We also wanted to know what you’re reading. Here are just a few of your favorite books: 

Adam L.: “As an extrovert married to an introvert, I recently undertook to learn more about how to interact more effectively with introverts in general. As part of that, I read “Quiet: The Power of Introverts in a World That Can’t Stop Talking,” by Susan Cain. It helped calibrate my perspective and has informed my interactions, and that has dramatically improved my relationship.”

Allison G.: “I just finished “Small Great Things” by Jodi Picoult with my book group. The book covers privilege, power and race. It has made me smarter because I see racism and privilege differently. This book was perfect for the book club, because it was made to be discussed in groups and pushes one to think about how they perceive race in their own life.”

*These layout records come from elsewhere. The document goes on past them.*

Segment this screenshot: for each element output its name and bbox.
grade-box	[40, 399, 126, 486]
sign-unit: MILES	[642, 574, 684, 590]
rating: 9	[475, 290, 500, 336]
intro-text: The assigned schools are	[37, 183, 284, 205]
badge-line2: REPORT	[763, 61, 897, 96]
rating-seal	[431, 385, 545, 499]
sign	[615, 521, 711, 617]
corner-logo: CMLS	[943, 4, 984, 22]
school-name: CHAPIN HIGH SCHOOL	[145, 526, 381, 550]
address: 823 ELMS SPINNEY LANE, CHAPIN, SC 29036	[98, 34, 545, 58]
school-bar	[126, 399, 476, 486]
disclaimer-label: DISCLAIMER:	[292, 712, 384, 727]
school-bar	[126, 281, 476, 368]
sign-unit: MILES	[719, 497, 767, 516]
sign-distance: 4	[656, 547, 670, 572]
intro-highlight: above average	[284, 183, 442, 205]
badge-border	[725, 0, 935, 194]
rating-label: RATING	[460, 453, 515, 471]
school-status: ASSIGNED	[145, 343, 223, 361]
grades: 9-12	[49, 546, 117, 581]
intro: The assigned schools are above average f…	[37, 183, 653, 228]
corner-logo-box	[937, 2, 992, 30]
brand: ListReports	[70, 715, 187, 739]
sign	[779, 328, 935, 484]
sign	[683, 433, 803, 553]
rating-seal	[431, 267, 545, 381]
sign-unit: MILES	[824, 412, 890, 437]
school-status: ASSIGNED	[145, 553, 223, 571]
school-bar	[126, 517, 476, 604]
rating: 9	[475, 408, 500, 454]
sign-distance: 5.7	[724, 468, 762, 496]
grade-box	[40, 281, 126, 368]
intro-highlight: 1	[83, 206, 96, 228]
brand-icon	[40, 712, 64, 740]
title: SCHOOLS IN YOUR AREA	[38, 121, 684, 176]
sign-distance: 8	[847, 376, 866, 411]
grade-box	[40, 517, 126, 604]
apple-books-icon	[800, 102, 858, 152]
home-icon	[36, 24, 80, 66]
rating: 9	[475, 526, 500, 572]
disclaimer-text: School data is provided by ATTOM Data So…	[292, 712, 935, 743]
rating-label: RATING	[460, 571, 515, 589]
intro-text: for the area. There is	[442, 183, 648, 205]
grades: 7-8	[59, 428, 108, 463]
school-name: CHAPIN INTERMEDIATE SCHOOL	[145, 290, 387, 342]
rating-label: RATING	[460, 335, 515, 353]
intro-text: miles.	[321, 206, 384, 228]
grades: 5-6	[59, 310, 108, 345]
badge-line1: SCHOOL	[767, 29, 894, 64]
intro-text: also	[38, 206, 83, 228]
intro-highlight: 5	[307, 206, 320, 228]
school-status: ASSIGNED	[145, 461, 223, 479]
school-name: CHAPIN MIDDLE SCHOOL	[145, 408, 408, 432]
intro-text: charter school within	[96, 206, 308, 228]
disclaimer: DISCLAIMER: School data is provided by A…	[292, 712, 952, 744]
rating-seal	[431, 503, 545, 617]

Nikunj T.: “I’m currently reading “The Silk Roads: A New History of the World,” by Peter Frankopan. The book essentially is a history lesson in how, from the very beginning of civilization, trade and economics and exchange have been the single-most important constant which has dictated and molded kingdoms and countries. There are such intricate records of trade and Marketplace (a little unintended plug for you) from the B.C. era and how economics has led us to where we are today. It’s a fascinating read. And, history does repeat itself.. let’s just say that…”

Thanks for helping us start down this path. Who knows where it will lead?